The Office of Public Works
The OPW Visitor Centre has so far had a very good season which sadly comes to an end on Wednesday 21 October. We very much value the relationship the Parish has with them, and the care they care they take of the Church, keeping it open to the public every day, and maintaining an atmosphere of peace and quiet in it, while encouraging visitors to notice its historic features and to contribute to the donations box for the Parish.
Music at St Audoen’s
Dr Stuart Kinsella’s choir Peregryne sang Evensong in St Audoen’s on Wednesday 19 August. The music, unusually, included two works sung in Irish: the responses: ‘Freagraí le h-aghaidh Urnaí na Nóna’, and the canticles: ‘Cainticí Mhuire agus Shimeoin’, both by Caitríona Ní Dhubhghaill (1975-). The anthem, ‘Gaude flore virginali’ was taken from the Eton choirbook and is by Hugh Kellyk (fl. c.1480) who is known to have composed only one other work, a five-voice, Magnificat. The unusual orthography of his surname does suggest that it is the Irish name, ‘Ceallaigh’.
Developments in St Luke’s Parish
Planning permission has been granted for a €41 million 400-bedroom student housing complex near St Patrick’s Cathedral in Dublin. The development, which also includes shops, restaurants, cafes and a gym, is to be built on a 2.5-acre site on Mill Street, Newmarket, in the southwest inner city. The approved plans for Mill Street, which will be built over five blocks, was passed by An Bord Pleanála earlier this week.

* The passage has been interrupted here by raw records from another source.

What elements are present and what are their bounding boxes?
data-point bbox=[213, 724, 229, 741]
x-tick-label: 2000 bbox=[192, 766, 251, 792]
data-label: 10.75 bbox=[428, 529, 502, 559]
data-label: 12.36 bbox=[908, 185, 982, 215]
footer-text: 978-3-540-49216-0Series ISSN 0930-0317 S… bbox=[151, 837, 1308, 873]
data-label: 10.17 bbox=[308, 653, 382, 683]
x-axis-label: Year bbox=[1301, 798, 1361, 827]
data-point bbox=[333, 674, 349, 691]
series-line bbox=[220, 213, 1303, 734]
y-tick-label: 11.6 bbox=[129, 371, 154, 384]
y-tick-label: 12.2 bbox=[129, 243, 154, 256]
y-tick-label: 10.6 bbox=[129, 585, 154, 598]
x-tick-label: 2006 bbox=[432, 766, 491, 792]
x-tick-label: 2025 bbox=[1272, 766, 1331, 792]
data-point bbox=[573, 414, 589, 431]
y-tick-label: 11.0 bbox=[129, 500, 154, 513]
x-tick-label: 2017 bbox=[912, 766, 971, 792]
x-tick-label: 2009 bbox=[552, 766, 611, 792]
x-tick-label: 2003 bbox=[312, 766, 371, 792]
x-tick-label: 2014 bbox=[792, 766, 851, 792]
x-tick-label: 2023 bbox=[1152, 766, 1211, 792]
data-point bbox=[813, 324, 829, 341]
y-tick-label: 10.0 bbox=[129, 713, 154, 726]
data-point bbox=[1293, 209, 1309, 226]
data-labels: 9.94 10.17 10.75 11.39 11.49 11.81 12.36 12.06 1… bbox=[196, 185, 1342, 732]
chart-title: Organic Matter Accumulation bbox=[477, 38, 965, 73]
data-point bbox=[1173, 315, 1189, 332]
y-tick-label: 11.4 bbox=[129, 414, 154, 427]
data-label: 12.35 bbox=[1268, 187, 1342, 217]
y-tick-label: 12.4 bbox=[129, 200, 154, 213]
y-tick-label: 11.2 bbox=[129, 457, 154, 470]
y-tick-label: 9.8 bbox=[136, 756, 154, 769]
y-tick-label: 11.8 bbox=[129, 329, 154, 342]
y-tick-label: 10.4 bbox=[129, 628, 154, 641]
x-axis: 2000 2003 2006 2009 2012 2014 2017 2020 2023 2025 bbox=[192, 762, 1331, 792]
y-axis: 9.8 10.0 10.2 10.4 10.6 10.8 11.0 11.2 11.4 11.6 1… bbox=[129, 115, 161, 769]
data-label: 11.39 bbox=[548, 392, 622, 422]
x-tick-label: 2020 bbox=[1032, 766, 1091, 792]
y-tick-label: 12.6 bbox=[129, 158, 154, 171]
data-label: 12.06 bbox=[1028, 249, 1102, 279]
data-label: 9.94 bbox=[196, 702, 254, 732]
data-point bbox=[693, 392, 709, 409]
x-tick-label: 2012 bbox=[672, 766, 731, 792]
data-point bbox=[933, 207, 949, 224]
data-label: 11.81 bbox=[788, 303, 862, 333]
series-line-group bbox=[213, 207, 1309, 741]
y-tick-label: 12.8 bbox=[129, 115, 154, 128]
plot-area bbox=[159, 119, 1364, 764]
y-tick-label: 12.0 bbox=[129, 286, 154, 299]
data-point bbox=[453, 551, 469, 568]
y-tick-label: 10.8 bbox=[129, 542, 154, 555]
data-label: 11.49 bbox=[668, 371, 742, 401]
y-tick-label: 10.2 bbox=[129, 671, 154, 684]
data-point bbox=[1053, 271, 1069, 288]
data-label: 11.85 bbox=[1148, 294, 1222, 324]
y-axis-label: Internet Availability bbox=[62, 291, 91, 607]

The site is being developed in a partnership between Global Student Accommodation (GSA) Group and the property investment and management company The Creedon Group. GSA is to fund and develop the student accommodation and, once completed, will operate it under the brand name Uninest.
GSA said it expects 150 new jobs to be created during the construction phase with a further 15 full-time positions coming onstream once the development opens in September 2017.Details of the complex were first revealed in The Irish Times in October 2014.
Most of the existing buildings on the site are former industrial premises and will be cleared prior to construction. However, a derelict pre-Georgian townhouse at 10 Mill Street, one of the last remaining “Dutch Billy” style 17th century houses in Dublin, will be restored and reused as part of the development. On completion, the scheme will be known as Uninest Mill Street.
GSA said archaeological work has already started on the site with a number of historic tanning pits having been discovered. The company has committed to retain artefacts, offer them to local museums and display others in publicly accessible areas.
“We aim to make a real difference to our student residents’ lives providing a great student living experience which helps students study, live well and get the most from their time at university,” said Aaron Bailey, development and project manager for GSA Dublin.
GSA already runs purpose-built schemes in London, Dubai, Tokyo, China and Australia, but the Mill Street development will be its first in Dublin. The company says it intends to invest some €250 million in the capital in the next five years.